The global industry making spyware for governments has been growing, with more and more companies developing interception tools for law enforcement organizations.
Anti-surveillance activists accuse them of helping governments that in some cases are using such tools to crack down on human rights and civil rights.
Concerns over spyware were fueled by media outlets reporting last year that Israeli firm NSO’s Pegasus tools were used by governments to spy on journalists, activists and dissidents.
Vendors of so-called ‘lawful intercept’ spyware, such as RCS Lab and NSO, usually claim to only sell to entities that have a legitimate use for surveillanceware such as police forces fighting organized crime or terrorism, Lookout says. However, there have been many reports, especially in recent years, of spyware being misused (file photo)
‘They claim to only sell to customers with legitimate use for surveillanceware, such as intelligence and law enforcement agencies,’ mobile cybersecurity specialist Lookout said of companies like NSO and RCS Lab.
‘In reality, such tools have often been abused under the guise of national security to spy on business executives, human rights activists, journalists, academics and government officials.’
While RCS Lab’s tool may not be as stealthy as Pegasus, it can still read messages and view passwords, said Bill Marczak, a security researcher with digital watchdog Citizen Lab.
‘This shows that even though these devices are ubiquitous, there’s still a long way to go in securing them against these powerful attacks,’ Marczak said.
PEGASUS: HOW POWERFUL SPYWARE USED TO HACK JOURNALISTS WORKS
Pegasus is a powerful piece of ‘malware’ – malicious computer software – developed by Israeli security firm NSO Group.
This particular form of malware is known as ‘spyware’, meaning it is designed to gather data from an infected device without the owner’s knowledge and forward it on to a third party.

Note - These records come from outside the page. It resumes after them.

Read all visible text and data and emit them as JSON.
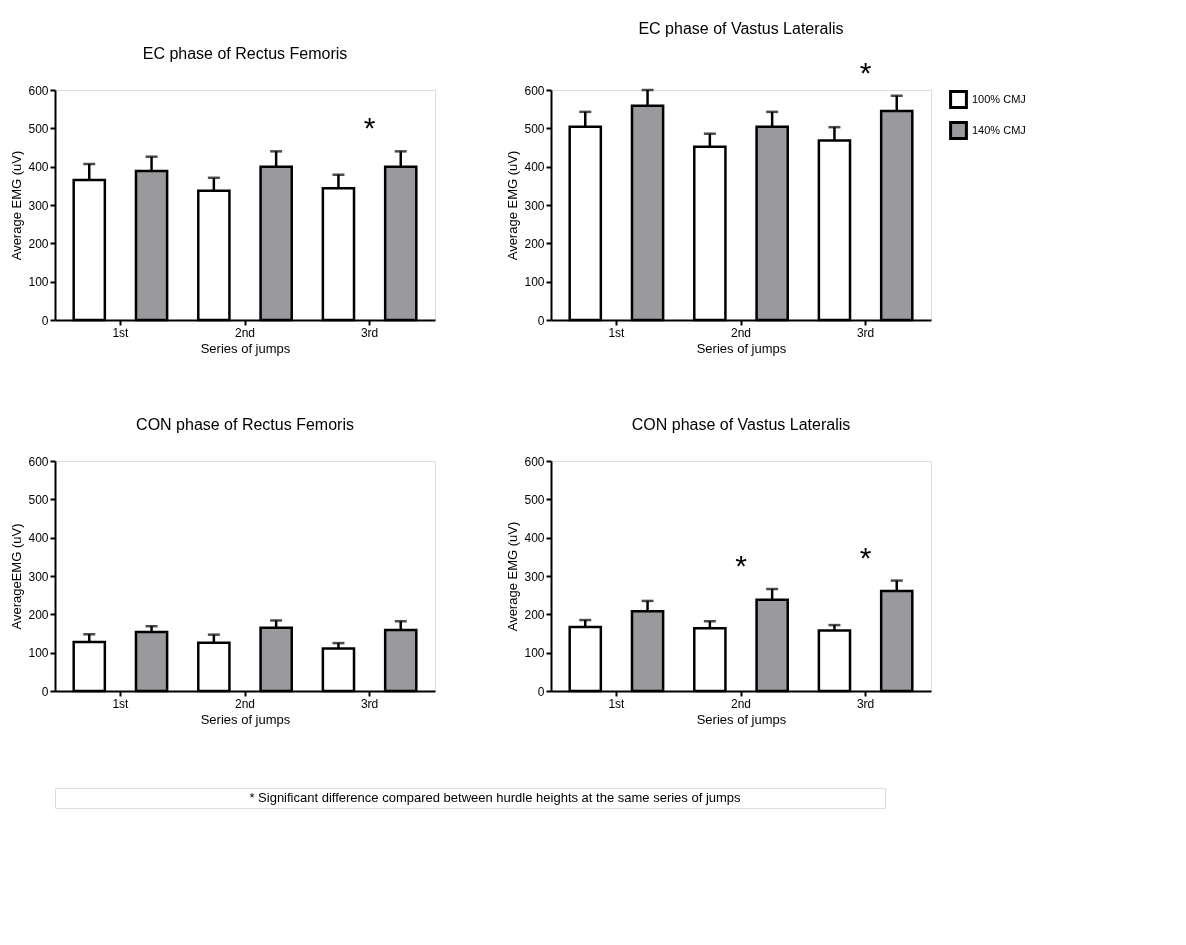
{
  "chart_data": [
    {
      "type": "bar",
      "title": "EC phase of Rectus Femoris",
      "xlabel": "Series of jumps",
      "ylabel": "Average EMG (uV)",
      "categories": [
        "1st",
        "2nd",
        "3rd"
      ],
      "ylim": [
        0,
        600
      ],
      "yticks": [
        0,
        100,
        200,
        300,
        400,
        500,
        600
      ],
      "grid": false,
      "series": [
        {
          "color": "#ffffff",
          "values": [
            365,
            337,
            344
          ],
          "errors": [
            [
              365,
              407
            ],
            [
              337,
              371
            ],
            [
              344,
              379
            ]
          ]
        },
        {
          "color": "#9a9a9e",
          "values": [
            389,
            400,
            400
          ],
          "errors": [
            [
              389,
              426
            ],
            [
              400,
              440
            ],
            [
              400,
              440
            ]
          ]
        }
      ],
      "annotations": [
        "*"
      ]
    },
    {
      "type": "bar",
      "title": "EC phase of Vastus Lateralis",
      "xlabel": "Series of jumps",
      "ylabel": "Average EMG (uV)",
      "categories": [
        "1st",
        "2nd",
        "3rd"
      ],
      "ylim": [
        0,
        600
      ],
      "yticks": [
        0,
        100,
        200,
        300,
        400,
        500,
        600
      ],
      "grid": false,
      "legend": "right",
      "series": [
        {
          "name": "100% CMJ",
          "color": "#ffffff",
          "values": [
            504,
            452,
            468
          ],
          "errors": [
            [
              504,
              543
            ],
            [
              452,
              486
            ],
            [
              468,
              503
            ]
          ]
        },
        {
          "name": "140% CMJ",
          "color": "#9a9a9e",
          "values": [
            559,
            504,
            545
          ],
          "errors": [
            [
              559,
              600
            ],
            [
              504,
              543
            ],
            [
              545,
              585
            ]
          ]
        }
      ],
      "annotations": [
        "*"
      ]
    },
    {
      "type": "bar",
      "title": "CON phase of Rectus Femoris",
      "xlabel": "Series of jumps",
      "ylabel": "AverageEMG (uV)",
      "categories": [
        "1st",
        "2nd",
        "3rd"
      ],
      "ylim": [
        0,
        600
      ],
      "yticks": [
        0,
        100,
        200,
        300,
        400,
        500,
        600
      ],
      "grid": false,
      "series": [
        {
          "color": "#ffffff",
          "values": [
            128,
            126,
            111
          ],
          "errors": [
            [
              128,
              148
            ],
            [
              126,
              147
            ],
            [
              111,
              125
            ]
          ]
        },
        {
          "color": "#9a9a9e",
          "values": [
            154,
            165,
            159
          ],
          "errors": [
            [
              154,
              169
            ],
            [
              165,
              184
            ],
            [
              159,
              182
            ]
          ]
        }
      ]
    },
    {
      "type": "bar",
      "title": "CON phase of Vastus Lateralis",
      "xlabel": "Series of jumps",
      "ylabel": "Average EMG (uV)",
      "categories": [
        "1st",
        "2nd",
        "3rd"
      ],
      "ylim": [
        0,
        600
      ],
      "yticks": [
        0,
        100,
        200,
        300,
        400,
        500,
        600
      ],
      "grid": false,
      "series": [
        {
          "color": "#ffffff",
          "values": [
            167,
            164,
            158
          ],
          "errors": [
            [
              167,
              185
            ],
            [
              164,
              182
            ],
            [
              158,
              172
            ]
          ]
        },
        {
          "color": "#9a9a9e",
          "values": [
            208,
            238,
            261
          ],
          "errors": [
            [
              208,
              235
            ],
            [
              238,
              266
            ],
            [
              261,
              288
            ]
          ]
        }
      ],
      "annotations": [
        "*",
        "*",
        "* Significant difference compared between hurdle heights at the same series of jumps"
      ]
    }
  ]
}
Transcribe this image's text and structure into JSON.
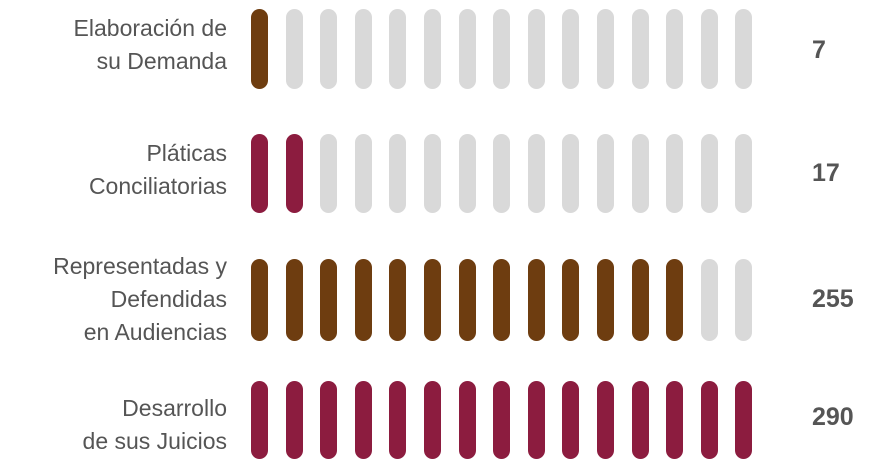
{
  "chart_data": {
    "type": "bar",
    "units_per_chart": 15,
    "colors": {
      "empty": "#d9d9d9",
      "brown": "#6e3d10",
      "maroon": "#8c1c3f"
    },
    "series": [
      {
        "label_lines": [
          "Elaboración de",
          "su Demanda"
        ],
        "value": "7",
        "filled_units": 1,
        "color": "brown"
      },
      {
        "label_lines": [
          "Pláticas",
          "Conciliatorias"
        ],
        "value": "17",
        "filled_units": 2,
        "color": "maroon"
      },
      {
        "label_lines": [
          "Representadas y",
          "Defendidas",
          "en Audiencias"
        ],
        "value": "255",
        "filled_units": 13,
        "color": "brown"
      },
      {
        "label_lines": [
          "Desarrollo",
          "de sus Juicios"
        ],
        "value": "290",
        "filled_units": 15,
        "color": "maroon"
      }
    ]
  }
}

While most spyware is limited in scope – harvesting data only from specific parts of an infected system – Pegasus appears much more powerful, allowing its controller near-unlimited access to and control over an infected device.
This includes accessing contact lists, emails, and text messages, along with stored photos, videos and audio files.
Pegasus can also be used to take control of the phone’s camera or microphone to record video and audio, and can access GPS data to check where the phone’s owner has been.
And it can also be used to record any new incoming or outgoing phone calls.
Early versions of the virus infected phones using crude ‘phishing’ attacks in which users are conned into downloading the virus on to their own phones by clicking on a malicious link sent via text or email.
But researchers say the software has become much more sophisticated, exploiting vulnerabilities in common phone apps to launch so-called ‘zero-click’ attacks which can infect devices without the user doing anything.
For example, in 2019 WhatsApp revealed that 1,400 people had been infected by NSO Group software using a so-called ‘zero day’ fault – a previously unknown error – in the call function of the app.
Users were infected when a call was placed via WhatsApp to their phones, whether they answered the call or not.
More recently NSO has begun exploiting vulnerabilities in Apple’s iMessage software, giving it backdoor access to hundreds of millions of iPhones.
Apple says it is continually updating its software to prevent such attacks, though human rights group Amnesty says it has uncovered successful attacks on even the most up-to-date iOS systems.
NSO Group says that Pegasus can also be installed on devices using wireless transceivers located near the target, or can be booted directly on to the device if it is stolen first.